I want to tell you a thing not to be forgotten about Florence as a residence for any time .. You spoke of the bad water at Ravenna .. which if a serious inconvenience anywhere is a very plague in Italy; well, the medical people, according to Valléry, [4] attribute the black hollow cheeks and sunk eyes and general ill health of the Florentines to their vile water,—impregnated with lead, I think: there is only one good fountain in the city—that opposite Santa Croce: I religiously abstained from drinking water there—and felt the privation the more from having just left Rome, where the water is the most perfectly delicious and abundant and, they say, wholesome—in the world– That one objection is decisive against Ravenna—but then, why do the English all live at Florence?

It makes me happy to hear of your achievements and not of any ill result—happy! Is it quite so warm to-day?– If it were to rain to-morrow (!), if—our party would be postponed till the next day, Saturday, I believe .. there was a kind of understanding to that effect—now, in that case, might I go to you to-morrow? In the case of real heavy rain only––the letter tomorrow will tell me perhaps ..

Goodbye, dearest dearest; I love you wholly–

RB

Address: Miss Barrett, / 50. Wimpole Street.

Postmark: 8NT8 JU18 1846 A.

Docket, in EBB’s hand: 209.

Publication: RB-EBB, pp. 797–798.

Manuscript: Wellesley College.

1. A reference to her decision not to accept Lough’s invitation to visit his studio; see letters 2402, 2404, and 2405.

2. RB is referring to Hazlitt’s essay “On Actors and Acting” in The Round Table (1817), II, 236–242.

3. EBB’s comments in the following letter and in letter 2428, make it clear that this was an invitation, presumably to a breakfast at Carlyle’s on the following Wednesday, where Countess Hahn-Hahn would be the guest of honour.
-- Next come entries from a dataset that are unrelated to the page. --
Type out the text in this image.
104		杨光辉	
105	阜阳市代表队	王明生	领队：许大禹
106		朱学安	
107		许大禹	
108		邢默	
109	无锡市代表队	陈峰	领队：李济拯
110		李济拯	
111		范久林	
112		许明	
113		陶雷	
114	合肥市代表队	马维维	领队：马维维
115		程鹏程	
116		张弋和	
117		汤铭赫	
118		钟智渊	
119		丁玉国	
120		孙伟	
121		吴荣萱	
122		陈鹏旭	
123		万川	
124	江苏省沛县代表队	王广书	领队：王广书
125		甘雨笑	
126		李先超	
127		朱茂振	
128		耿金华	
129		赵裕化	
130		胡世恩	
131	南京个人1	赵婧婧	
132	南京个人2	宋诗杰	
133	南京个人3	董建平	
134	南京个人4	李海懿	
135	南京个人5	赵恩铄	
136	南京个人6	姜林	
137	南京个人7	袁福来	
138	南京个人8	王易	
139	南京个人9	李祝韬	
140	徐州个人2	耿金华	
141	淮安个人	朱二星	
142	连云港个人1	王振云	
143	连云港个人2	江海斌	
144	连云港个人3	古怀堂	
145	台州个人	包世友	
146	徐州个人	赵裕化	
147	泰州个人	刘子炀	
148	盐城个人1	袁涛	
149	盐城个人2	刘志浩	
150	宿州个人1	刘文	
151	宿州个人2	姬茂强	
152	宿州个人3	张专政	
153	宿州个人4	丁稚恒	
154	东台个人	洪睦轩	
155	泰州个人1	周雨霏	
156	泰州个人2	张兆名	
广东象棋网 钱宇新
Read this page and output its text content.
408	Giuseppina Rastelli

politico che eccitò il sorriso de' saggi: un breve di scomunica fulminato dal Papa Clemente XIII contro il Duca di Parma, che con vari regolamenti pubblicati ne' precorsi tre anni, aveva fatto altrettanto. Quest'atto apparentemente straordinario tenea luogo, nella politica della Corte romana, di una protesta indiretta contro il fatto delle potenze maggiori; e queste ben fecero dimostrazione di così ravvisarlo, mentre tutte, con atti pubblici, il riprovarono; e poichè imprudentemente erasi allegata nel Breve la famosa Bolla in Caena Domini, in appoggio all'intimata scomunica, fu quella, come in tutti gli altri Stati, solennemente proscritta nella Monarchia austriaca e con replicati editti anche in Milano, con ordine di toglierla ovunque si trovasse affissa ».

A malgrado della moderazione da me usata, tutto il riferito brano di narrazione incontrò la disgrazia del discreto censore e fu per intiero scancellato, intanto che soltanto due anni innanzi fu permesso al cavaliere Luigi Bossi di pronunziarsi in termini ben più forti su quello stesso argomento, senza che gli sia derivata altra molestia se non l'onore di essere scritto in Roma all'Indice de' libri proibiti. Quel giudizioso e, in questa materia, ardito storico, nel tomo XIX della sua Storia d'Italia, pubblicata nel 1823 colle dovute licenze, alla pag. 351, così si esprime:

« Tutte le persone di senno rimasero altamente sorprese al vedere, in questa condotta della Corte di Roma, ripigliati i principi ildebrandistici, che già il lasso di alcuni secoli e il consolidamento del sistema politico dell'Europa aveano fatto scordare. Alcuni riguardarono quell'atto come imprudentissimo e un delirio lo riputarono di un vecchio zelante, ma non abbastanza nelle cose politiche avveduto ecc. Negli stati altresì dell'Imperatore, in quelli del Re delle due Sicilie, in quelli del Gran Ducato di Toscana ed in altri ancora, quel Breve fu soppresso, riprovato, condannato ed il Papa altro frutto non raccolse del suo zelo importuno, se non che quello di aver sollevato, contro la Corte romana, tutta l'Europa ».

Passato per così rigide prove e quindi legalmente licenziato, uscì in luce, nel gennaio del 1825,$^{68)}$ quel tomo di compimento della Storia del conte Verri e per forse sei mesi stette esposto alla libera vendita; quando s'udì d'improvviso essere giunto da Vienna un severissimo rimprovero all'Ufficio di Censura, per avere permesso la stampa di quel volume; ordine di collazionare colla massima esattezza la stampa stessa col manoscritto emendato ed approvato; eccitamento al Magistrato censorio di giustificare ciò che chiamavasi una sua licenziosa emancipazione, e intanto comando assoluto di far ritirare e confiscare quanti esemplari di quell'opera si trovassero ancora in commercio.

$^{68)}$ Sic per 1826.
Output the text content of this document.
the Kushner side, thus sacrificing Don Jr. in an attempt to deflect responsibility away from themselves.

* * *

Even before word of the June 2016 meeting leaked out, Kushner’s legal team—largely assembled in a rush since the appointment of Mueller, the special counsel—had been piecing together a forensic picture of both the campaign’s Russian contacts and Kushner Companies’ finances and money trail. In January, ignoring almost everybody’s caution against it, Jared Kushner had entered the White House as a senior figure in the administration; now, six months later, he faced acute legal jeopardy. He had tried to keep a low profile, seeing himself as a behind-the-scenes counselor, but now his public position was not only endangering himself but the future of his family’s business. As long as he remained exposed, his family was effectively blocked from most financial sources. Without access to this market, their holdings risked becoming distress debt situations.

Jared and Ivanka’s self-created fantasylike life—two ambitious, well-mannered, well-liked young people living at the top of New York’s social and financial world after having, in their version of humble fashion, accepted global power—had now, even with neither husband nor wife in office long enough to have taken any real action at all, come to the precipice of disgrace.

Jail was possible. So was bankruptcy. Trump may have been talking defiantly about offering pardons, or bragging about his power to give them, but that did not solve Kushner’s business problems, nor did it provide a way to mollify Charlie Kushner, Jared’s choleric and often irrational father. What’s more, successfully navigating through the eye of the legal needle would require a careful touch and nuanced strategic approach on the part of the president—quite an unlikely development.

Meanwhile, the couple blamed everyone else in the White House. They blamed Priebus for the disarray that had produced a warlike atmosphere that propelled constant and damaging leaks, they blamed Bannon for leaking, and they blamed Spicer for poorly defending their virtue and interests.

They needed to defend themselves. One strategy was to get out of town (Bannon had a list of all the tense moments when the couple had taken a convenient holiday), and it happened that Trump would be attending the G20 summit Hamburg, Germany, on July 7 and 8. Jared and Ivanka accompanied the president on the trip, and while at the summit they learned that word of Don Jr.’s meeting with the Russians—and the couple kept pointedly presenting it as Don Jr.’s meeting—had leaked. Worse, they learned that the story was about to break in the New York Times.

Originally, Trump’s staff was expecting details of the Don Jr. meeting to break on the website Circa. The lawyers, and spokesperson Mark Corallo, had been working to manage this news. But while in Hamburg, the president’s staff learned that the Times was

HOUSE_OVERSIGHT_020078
This is confirmed by RB’s references in letters 2426 and 2429 to her books, as well as his allusion to her in letter 2434. He had met her at least once before, at the Procters’ (see letter 2401).

4. Valery is the pseudonym for Antoine Claude Pasquin, whose Historical, Literary, and Artistical Travels in Italy, A Complete and Methodical Guide for Travellers and Artists was first translated from French into English in 1839 by C. Ebenezer Clifton. In the general description of Florence, Valery states: “The marble fountain in the piazza of Santa Croce, one of the few fountains in Florence, ill-supplied, furnishes almost the only potable water in the town, where everybody drinks the unwholesome tartarous water of his own well, which produces the leaden hue and liver diseases of the inhabitants” (p. 353).